In this exercise, we will try to convert RGB colours (which you might have seen in graphics programs or CSS) to colour words (like "red").

The data we have was collected from SFU students by having them [select a word for a randomly-chosen colour](http://cmpt732.csil.sfu.ca/colour/). The colours in the data file have each of the red/green/blue components on a scale 0&ndash;1, instead of 0&ndash;255 which you might have seen before. (The colour tools we're using expect 0&ndash;1, so this will make them happy.)

The labels we have are the [English basic colour terms](https://en.wikipedia.org/wiki/Color_term#Basic_color_terms): "black", "white", "red", "green", "yellow", "blue", "brown", "orange", "pink", "purple", and "grey".

We hope that we can predict that (1,0,0) is called "red", (0,1,0) is called "green", and many other values that are less obvious.

Here is some data.

TODO: 
* Create feature and label arrays `X` and `y`.
* Split into training and testing data.

In [None]:
data = pandas.read_csv('data/colour-data.csv')
data

## Attempt 1: Just Use RGB Colours and Naive Bayes

To start with, don't do any work on the features: just use a Gaussian naive Bayes classifier as we have before on the data to see what you get.

TODO:
* Create a model.

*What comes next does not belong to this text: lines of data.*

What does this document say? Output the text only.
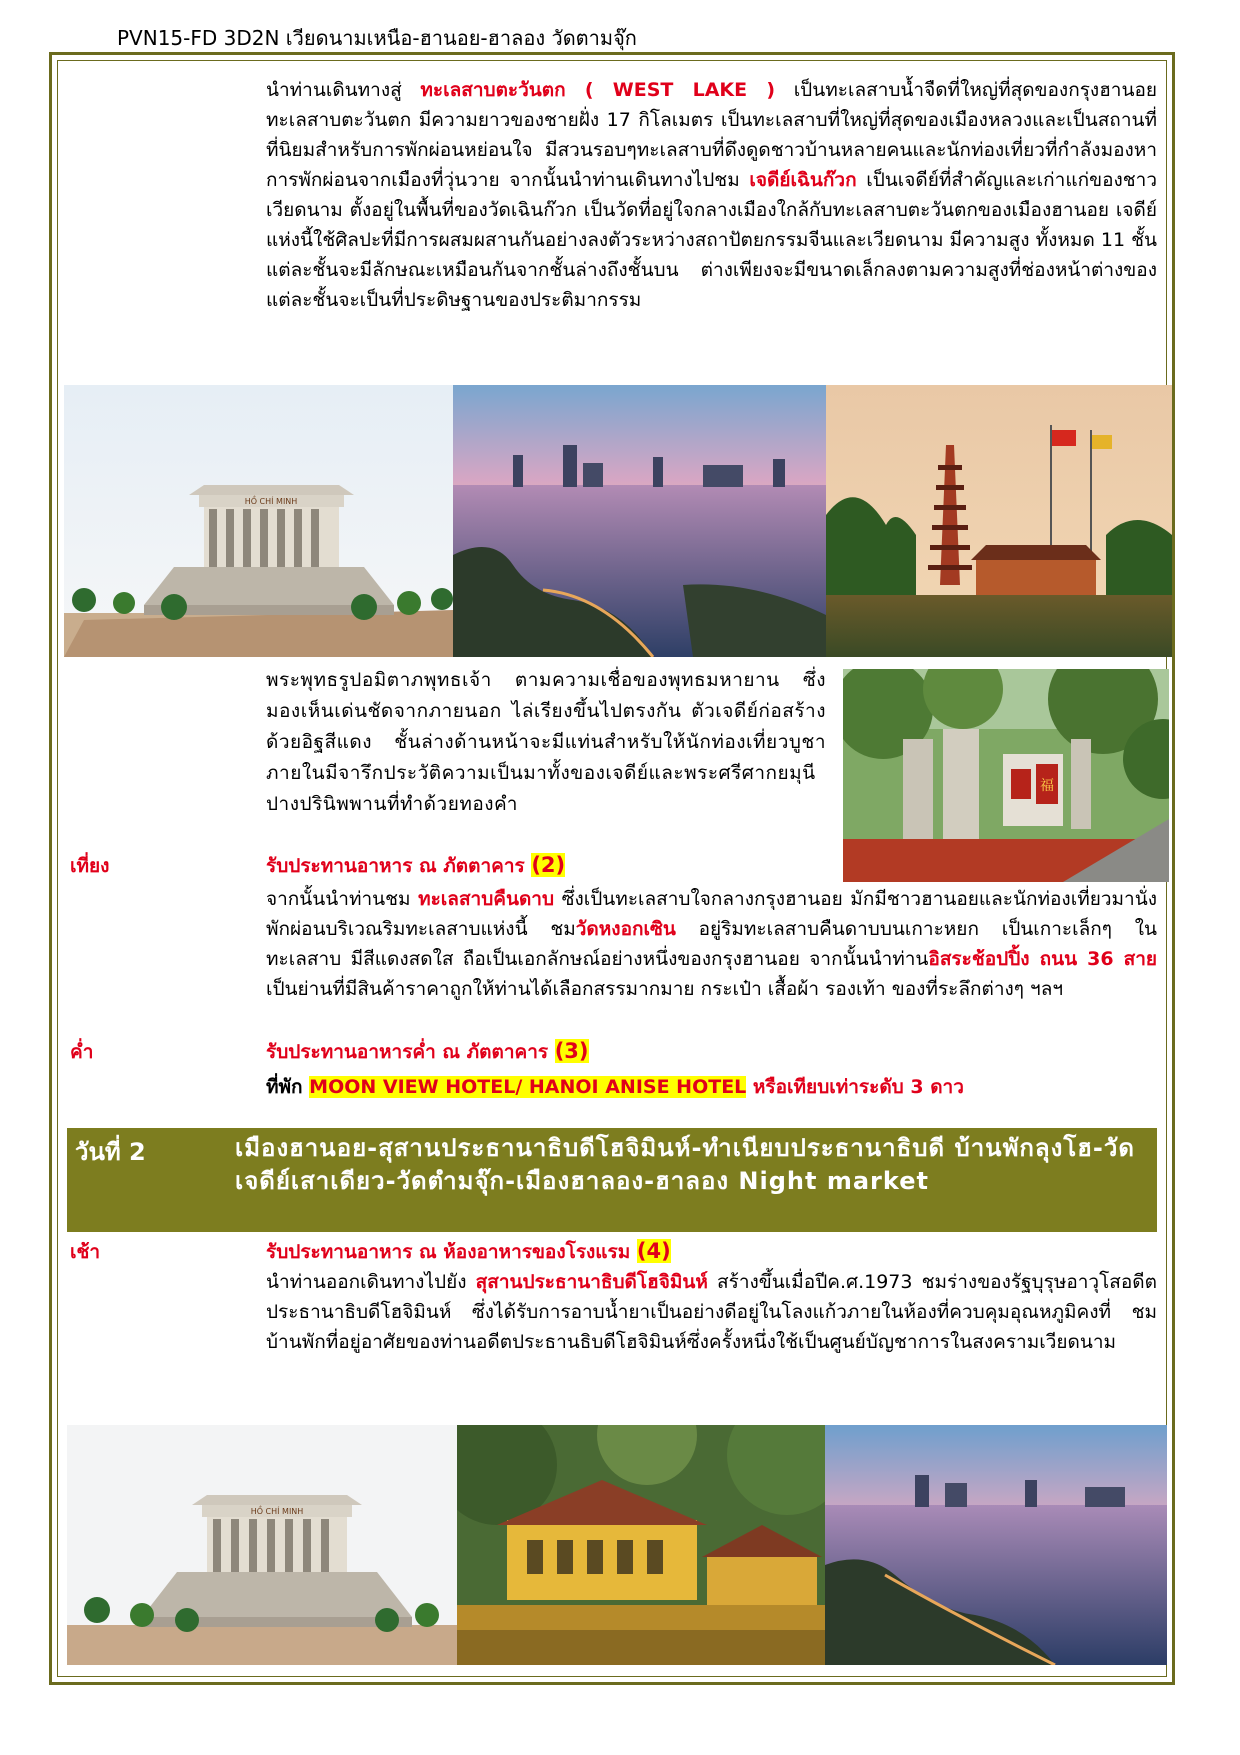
PVN15-FD 3D2N เวียดนามเหนือ-ฮานอย-ฮาลอง วัดตามจุ๊ก
นำท่านเดินทางสู่ ทะเลสาบตะวันตก ( WEST LAKE ) เป็นทะเลสาบน้ำจืดที่ใหญ่ที่สุดของกรุงฮานอย ทะเลสาบตะวันตก มีความยาวของชายฝั่ง 17 กิโลเมตร เป็นทะเลสาบที่ใหญ่ที่สุดของเมืองหลวงและเป็นสถานที่ที่นิยมสำหรับการพักผ่อนหย่อนใจ มีสวนรอบๆทะเลสาบที่ดึงดูดชาวบ้านหลายคนและนักท่องเที่ยวที่กำลังมองหาการพักผ่อนจากเมืองที่วุ่นวาย จากนั้นนำท่านเดินทางไปชม เจดีย์เฉินก๊วก เป็นเจดีย์ที่สำคัญและเก่าแก่ของชาวเวียดนาม ตั้งอยู่ในพื้นที่ของวัดเฉินก๊วก เป็นวัดที่อยู่ใจกลางเมืองใกล้กับทะเลสาบตะวันตกของเมืองฮานอย เจดีย์แห่งนี้ใช้ศิลปะที่มีการผสมผสานกันอย่างลงตัวระหว่างสถาปัตยกรรมจีนและเวียดนาม มีความสูง ทั้งหมด 11 ชั้น แต่ละชั้นจะมีลักษณะเหมือนกันจากชั้นล่างถึงชั้นบน ต่างเพียงจะมีขนาดเล็กลงตามความสูงที่ช่องหน้าต่างของแต่ละชั้นจะเป็นที่ประดิษฐานของประติมากรรม
HỒ CHÍ MINH
พระพุทธรูปอมิตาภพุทธเจ้า ตามความเชื่อของพุทธมหายาน ซึ่งมองเห็นเด่นชัดจากภายนอก ไล่เรียงขึ้นไปตรงกัน ตัวเจดีย์ก่อสร้างด้วยอิฐสีแดง ชั้นล่างด้านหน้าจะมีแท่นสำหรับให้นักท่องเที่ยวบูชา ภายในมีจารึกประวัติความเป็นมาทั้งของเจดีย์และพระศรีศากยมุนีปางปรินิพพานที่ทำด้วยทองคำ
福
เที่ยง	รับประทานอาหาร ณ ภัตตาคาร (2)
จากนั้นนำท่านชม ทะเลสาบคืนดาบ ซึ่งเป็นทะเลสาบใจกลางกรุงฮานอย มักมีชาวฮานอยและนักท่องเที่ยวมานั่งพักผ่อนบริเวณริมทะเลสาบแห่งนี้ ชมวัดหงอกเซิน อยู่ริมทะเลสาบคืนดาบบนเกาะหยก เป็นเกาะเล็กๆ ในทะเลสาบ มีสีแดงสดใส ถือเป็นเอกลักษณ์อย่างหนึ่งของกรุงฮานอย จากนั้นนำท่านอิสระช้อปปิ้ง ถนน 36 สาย เป็นย่านที่มีสินค้าราคาถูกให้ท่านได้เลือกสรรมากมาย กระเป๋า เสื้อผ้า รองเท้า ของที่ระลึกต่างๆ ฯลฯ
ค่ำ	รับประทานอาหารค่ำ ณ ภัตตาคาร (3)
ที่พัก MOON VIEW HOTEL/ HANOI ANISE HOTEL หรือเทียบเท่าระดับ 3 ดาว
วันที่ 2	เมืองฮานอย-สุสานประธานาธิบดีโฮจิมินห์-ทำเนียบประธานาธิบดี บ้านพักลุงโฮ-วัดเจดีย์เสาเดียว-วัดตำมจุ๊ก-เมืองฮาลอง-ฮาลอง Night market
เช้า	รับประทานอาหาร ณ ห้องอาหารของโรงแรม (4)
นำท่านออกเดินทางไปยัง สุสานประธานาธิบดีโฮจิมินห์ สร้างขึ้นเมื่อปีค.ศ.1973 ชมร่างของรัฐบุรุษอาวุโสอดีตประธานาธิบดีโฮจิมินห์ ซึ่งได้รับการอาบน้ำยาเป็นอย่างดีอยู่ในโลงแก้วภายในห้องที่ควบคุมอุณหภูมิคงที่ ชมบ้านพักที่อยู่อาศัยของท่านอดีตประธานธิบดีโฮจิมินห์ซึ่งครั้งหนึ่งใช้เป็นศูนย์บัญชาการในสงครามเวียดนาม
HỒ CHÍ MINH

Train it on the training data.
* Calculate an accuracy score on the testing data.
* We have provided a helper to plot the predictions being made. Try: `plot_predictions(model)`

## Attempt #2: Convert to HSV Colours in a Pipeline

You probably didn't get great results above. One of the problems: the RGB colour space isn't perfectly arranged to represent the things we call colours. It is designed for computer screens, not human eyes.

The [HSV colour](https://en.wikipedia.org/wiki/HSL_and_HSV) represents colours using values for "hue", "saturation", and "value". The value for "hue" is probably closely related to the thing called "colour" that we're trying to predict. Maybe if we **transform** to that colour space before going to the classifier, it will have more meaningful values to work with.

The function `transform_rgb2hsv` provided below will convert an array of RGB colour values to an array of HSV colour values. It's something you can use with a `FunctionTransformer` in a pipeline.

TODO:
* Create a pipeline model containing a `FunctionTransformer` and a `GaussianNB`.
* Train, test, and plot as above.

In [None]:
def transform_rgb2hsv(Xrgb):
    return rgb2hsv(Xrgb.reshape(1, -1, 3)).reshape(-1, 3)